In der Spitze exportierte Deutschland beinahe 600.000 Tonnen Plastikabfälle nach China – mehr als 40 Prozent der gesamten Exportmenge an Plastikabfällen. Das meiste daraus stammte aus Gewerbeabfällen, überschüssige Folien oder Produktionsreste aus der Herstellung von Kunststoffteilen im Auto.

Die Abfälle aus dem gelben Sack oder der gelben Tonne sind als Exportgut unbeliebt. Zu schlecht sortiert, zu dreckig, und deshalb auch schwer zu verarbeiten. Ein unprofitables Geschäft, das außerdem jede Menge Bürokratie verursacht. Anders als bei Plastikabfällen aus Gewerbe und Industrie muss bei Verpackungsmüll aus Privathaushalten dokumentiert werden, dass die Abfälle auch wirklich recycelt werden.

So viel Abfälle exportierte Deutschland

Nur waren die exportierten Plastikballen selten so sauber und sortenrein, wie es die Exporteure ihren Abnehmern versprachen.
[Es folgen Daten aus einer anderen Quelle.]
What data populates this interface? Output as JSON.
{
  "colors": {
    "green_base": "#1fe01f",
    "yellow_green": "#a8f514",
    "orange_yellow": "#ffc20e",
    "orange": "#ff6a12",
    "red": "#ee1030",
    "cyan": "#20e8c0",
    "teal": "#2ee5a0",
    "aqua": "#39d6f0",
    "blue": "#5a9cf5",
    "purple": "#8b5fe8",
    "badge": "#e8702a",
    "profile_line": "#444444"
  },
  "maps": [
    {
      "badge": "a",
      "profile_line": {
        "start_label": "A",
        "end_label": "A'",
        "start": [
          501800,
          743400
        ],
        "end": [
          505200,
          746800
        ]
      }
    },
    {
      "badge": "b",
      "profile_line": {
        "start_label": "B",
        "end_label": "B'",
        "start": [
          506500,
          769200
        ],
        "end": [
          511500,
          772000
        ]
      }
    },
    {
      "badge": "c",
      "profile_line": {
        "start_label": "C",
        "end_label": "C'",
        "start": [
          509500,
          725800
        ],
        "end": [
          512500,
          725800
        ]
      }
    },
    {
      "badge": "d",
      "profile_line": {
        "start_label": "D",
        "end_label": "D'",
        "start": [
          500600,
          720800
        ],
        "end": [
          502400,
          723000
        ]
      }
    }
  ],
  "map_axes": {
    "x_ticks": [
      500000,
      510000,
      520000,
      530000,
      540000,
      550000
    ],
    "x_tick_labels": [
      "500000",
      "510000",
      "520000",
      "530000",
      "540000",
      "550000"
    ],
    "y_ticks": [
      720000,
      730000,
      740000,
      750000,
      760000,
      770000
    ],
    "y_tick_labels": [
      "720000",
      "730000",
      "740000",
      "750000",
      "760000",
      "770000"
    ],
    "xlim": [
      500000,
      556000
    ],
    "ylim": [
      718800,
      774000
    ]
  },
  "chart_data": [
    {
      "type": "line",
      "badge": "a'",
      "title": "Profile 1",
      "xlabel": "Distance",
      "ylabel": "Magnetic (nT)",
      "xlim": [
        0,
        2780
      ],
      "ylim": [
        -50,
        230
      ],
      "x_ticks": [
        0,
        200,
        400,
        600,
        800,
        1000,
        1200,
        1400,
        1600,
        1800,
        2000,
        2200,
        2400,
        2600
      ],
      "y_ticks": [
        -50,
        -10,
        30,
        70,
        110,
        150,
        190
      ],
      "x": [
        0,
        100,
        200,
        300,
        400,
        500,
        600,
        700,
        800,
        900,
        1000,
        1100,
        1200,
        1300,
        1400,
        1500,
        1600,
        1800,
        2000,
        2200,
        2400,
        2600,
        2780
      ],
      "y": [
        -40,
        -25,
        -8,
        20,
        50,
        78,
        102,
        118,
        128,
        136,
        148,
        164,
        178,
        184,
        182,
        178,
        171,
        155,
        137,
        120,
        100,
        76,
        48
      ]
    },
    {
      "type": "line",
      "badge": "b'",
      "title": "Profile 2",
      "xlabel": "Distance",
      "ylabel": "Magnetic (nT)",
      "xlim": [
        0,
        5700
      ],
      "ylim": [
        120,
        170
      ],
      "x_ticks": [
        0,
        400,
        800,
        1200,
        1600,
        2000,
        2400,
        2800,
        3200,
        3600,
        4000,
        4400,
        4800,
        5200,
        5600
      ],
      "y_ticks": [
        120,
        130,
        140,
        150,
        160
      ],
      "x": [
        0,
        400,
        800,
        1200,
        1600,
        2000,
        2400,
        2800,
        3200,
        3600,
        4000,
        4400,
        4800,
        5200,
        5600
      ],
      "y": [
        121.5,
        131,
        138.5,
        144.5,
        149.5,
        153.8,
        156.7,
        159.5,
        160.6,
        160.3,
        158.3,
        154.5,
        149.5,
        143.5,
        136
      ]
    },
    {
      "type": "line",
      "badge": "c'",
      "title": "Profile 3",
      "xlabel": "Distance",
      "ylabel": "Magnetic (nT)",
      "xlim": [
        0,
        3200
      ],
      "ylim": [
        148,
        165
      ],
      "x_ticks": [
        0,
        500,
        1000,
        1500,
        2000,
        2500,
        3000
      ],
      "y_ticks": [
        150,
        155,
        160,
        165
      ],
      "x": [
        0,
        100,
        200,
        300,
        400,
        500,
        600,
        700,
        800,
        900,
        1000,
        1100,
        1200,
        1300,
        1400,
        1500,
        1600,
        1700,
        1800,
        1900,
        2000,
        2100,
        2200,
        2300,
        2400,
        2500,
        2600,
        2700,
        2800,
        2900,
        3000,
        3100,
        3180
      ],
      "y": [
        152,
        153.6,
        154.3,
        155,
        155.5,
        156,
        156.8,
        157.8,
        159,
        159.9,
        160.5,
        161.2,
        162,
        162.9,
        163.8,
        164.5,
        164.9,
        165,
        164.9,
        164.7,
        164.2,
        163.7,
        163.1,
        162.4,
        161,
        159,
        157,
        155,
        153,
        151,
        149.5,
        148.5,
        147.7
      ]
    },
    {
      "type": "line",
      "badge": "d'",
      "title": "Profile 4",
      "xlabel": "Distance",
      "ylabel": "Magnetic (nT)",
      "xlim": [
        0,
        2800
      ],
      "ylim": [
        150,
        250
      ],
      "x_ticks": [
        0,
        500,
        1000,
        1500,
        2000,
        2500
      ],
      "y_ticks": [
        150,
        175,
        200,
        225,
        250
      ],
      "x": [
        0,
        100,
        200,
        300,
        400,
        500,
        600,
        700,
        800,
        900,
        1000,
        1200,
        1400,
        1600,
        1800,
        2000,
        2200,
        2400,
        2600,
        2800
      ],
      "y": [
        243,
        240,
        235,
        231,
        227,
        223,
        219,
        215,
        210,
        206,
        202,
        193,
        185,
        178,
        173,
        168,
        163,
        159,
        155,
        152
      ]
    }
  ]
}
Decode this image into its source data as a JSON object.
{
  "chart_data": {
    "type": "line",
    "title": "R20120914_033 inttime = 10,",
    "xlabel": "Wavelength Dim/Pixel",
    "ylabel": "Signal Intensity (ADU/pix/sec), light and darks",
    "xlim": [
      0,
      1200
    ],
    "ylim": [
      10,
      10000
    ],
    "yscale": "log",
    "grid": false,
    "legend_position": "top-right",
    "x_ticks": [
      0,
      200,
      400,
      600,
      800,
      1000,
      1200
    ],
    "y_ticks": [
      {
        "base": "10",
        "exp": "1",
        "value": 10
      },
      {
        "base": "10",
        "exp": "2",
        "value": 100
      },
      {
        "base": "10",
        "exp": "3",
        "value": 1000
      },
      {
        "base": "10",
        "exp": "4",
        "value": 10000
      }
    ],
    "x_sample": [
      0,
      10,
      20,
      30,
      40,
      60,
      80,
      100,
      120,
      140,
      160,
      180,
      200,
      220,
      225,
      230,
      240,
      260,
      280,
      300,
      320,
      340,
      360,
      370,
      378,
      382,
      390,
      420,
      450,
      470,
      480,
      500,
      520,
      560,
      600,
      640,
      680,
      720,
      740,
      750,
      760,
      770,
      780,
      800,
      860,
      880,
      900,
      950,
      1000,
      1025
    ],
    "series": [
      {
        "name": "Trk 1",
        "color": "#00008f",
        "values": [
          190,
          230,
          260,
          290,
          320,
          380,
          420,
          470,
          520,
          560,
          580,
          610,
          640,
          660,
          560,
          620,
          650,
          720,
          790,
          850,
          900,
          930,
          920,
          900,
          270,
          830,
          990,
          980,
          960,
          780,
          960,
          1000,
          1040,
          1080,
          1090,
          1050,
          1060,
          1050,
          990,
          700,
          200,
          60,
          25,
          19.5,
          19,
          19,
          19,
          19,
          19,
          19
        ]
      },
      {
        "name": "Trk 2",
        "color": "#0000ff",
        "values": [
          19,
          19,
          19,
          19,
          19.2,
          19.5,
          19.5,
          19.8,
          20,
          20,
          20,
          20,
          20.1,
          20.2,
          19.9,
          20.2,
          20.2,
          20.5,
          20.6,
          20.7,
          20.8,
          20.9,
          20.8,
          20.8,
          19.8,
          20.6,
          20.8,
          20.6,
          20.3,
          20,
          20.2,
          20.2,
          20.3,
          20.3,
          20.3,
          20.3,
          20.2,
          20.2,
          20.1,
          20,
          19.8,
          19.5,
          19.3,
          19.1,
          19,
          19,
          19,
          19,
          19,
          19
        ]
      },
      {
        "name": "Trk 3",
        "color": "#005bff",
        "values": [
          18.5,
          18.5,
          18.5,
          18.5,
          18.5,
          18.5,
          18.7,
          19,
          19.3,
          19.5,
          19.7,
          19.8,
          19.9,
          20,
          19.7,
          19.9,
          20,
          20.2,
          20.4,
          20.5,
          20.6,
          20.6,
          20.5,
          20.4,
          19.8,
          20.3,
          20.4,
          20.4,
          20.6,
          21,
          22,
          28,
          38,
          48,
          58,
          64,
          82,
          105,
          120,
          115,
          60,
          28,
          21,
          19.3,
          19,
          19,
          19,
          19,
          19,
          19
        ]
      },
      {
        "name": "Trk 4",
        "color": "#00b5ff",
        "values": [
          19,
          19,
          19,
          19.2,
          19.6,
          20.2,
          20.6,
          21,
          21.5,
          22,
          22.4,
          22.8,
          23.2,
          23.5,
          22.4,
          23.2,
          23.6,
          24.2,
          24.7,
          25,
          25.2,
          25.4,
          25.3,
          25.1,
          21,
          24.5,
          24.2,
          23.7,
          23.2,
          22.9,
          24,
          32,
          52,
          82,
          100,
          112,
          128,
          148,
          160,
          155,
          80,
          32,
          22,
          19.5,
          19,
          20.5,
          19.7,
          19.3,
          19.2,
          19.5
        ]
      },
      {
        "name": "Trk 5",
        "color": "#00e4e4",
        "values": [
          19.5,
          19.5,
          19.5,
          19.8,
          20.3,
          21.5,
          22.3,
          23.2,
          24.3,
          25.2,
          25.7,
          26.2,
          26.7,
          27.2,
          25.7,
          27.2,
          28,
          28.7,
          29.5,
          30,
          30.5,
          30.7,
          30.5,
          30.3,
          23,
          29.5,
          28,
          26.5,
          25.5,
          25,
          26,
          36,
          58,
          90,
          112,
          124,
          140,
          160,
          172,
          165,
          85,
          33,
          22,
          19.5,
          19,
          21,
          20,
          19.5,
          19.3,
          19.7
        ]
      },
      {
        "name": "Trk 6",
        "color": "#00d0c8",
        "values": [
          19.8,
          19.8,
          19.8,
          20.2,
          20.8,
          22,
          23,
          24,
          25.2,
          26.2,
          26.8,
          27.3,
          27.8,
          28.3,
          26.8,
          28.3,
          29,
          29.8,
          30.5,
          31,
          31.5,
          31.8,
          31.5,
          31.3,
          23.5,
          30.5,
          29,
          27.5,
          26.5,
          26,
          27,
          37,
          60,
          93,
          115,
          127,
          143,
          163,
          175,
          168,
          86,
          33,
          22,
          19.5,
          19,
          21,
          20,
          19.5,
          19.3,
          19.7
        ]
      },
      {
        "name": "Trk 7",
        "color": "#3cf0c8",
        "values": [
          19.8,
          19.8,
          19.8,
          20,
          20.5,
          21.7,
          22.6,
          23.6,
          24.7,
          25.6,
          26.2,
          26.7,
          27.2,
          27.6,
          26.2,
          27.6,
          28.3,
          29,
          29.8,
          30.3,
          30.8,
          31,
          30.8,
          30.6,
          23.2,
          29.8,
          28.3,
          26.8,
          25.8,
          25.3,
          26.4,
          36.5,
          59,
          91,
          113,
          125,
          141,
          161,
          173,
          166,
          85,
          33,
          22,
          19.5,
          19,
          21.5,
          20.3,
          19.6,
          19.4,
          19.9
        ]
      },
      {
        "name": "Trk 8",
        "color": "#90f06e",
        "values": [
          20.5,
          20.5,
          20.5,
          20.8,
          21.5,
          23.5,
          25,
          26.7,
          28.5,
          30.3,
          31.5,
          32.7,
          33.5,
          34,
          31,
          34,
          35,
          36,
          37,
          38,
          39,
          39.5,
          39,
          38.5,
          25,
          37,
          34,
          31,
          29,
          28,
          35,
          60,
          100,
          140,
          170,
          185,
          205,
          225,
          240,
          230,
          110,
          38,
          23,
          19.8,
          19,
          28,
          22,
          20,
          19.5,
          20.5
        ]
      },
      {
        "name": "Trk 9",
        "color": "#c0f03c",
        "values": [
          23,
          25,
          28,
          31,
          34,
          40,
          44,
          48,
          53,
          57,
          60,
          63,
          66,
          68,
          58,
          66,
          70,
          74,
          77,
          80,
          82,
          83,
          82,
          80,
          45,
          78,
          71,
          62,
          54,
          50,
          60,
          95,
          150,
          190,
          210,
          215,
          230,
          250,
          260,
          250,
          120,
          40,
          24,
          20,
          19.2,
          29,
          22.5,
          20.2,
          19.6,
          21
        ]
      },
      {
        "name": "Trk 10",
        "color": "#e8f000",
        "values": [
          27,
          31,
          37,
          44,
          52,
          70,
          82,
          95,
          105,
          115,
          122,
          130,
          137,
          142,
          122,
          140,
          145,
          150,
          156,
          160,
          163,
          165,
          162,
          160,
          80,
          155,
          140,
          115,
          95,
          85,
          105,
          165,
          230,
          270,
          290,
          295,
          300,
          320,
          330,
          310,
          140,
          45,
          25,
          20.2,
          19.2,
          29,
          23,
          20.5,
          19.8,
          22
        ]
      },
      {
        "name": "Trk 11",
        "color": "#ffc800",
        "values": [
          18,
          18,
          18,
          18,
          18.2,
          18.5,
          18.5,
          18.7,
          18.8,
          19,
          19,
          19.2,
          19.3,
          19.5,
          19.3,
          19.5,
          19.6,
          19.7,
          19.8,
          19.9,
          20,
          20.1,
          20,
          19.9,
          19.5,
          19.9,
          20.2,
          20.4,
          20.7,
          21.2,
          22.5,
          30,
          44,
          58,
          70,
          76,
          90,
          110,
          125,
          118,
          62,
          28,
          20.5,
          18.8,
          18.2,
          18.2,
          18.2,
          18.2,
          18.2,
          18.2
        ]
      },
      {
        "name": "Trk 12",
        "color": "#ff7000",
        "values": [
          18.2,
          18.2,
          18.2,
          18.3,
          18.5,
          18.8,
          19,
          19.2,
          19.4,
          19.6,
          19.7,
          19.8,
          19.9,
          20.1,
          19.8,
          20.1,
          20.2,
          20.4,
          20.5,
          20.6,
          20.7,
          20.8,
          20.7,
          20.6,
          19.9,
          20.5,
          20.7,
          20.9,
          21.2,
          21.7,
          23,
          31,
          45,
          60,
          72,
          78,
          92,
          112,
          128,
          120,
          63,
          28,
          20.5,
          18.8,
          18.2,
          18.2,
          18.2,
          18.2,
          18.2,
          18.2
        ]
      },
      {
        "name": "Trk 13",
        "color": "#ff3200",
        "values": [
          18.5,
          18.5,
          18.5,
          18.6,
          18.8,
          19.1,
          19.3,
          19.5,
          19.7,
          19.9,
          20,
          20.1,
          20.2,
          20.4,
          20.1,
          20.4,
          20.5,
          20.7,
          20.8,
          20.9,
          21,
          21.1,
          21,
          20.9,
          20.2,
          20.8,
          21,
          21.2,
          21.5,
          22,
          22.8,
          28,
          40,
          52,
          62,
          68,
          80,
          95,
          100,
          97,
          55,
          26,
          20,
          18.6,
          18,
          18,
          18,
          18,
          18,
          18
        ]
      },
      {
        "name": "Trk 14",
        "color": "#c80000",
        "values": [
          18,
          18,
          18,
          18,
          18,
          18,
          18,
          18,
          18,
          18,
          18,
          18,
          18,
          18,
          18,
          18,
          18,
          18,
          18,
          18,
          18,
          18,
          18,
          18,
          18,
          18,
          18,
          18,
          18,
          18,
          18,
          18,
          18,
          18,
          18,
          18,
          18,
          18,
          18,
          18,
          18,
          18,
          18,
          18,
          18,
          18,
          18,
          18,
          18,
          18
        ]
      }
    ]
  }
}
Und bei jedem Recyclingprozess entstehen Abfallstoffe – und wie die zu entsorgen sind, ist im europäischen Ausland nicht immer geregelt. So landeten auch deutsche Abfälle immer wieder auf illegalen Müllkippen.

Die chinesische Regierung griff deshalb Anfang 2018 durch. Mit der „National Sword Initiative“ erließ die chinesische Regierung kaum erfüllbare Qualitätskriterien für Abfallimporte, de facto wirkte das wie ein Importstopp. Der größte Importeur für Kunststoffreste entzog sich einfach so dem Handel. Der Markt brach zusammen.

Ein Teil der Mengen, die vorher nach China geschifft wurden, landeten nun in den Häfen von Malaysia, Indonesien, Vietnam oder Indien. Doch die dortigen Recycler hatten kaum die Kapazität, um all diese Mengen zu verarbeiten, innerhalb von Wochen tauchten neue und neue illegale Mülldeponien auf. Deshalb zogen viele Regierungen nach und erließen ebenfalls strengere Importregeln.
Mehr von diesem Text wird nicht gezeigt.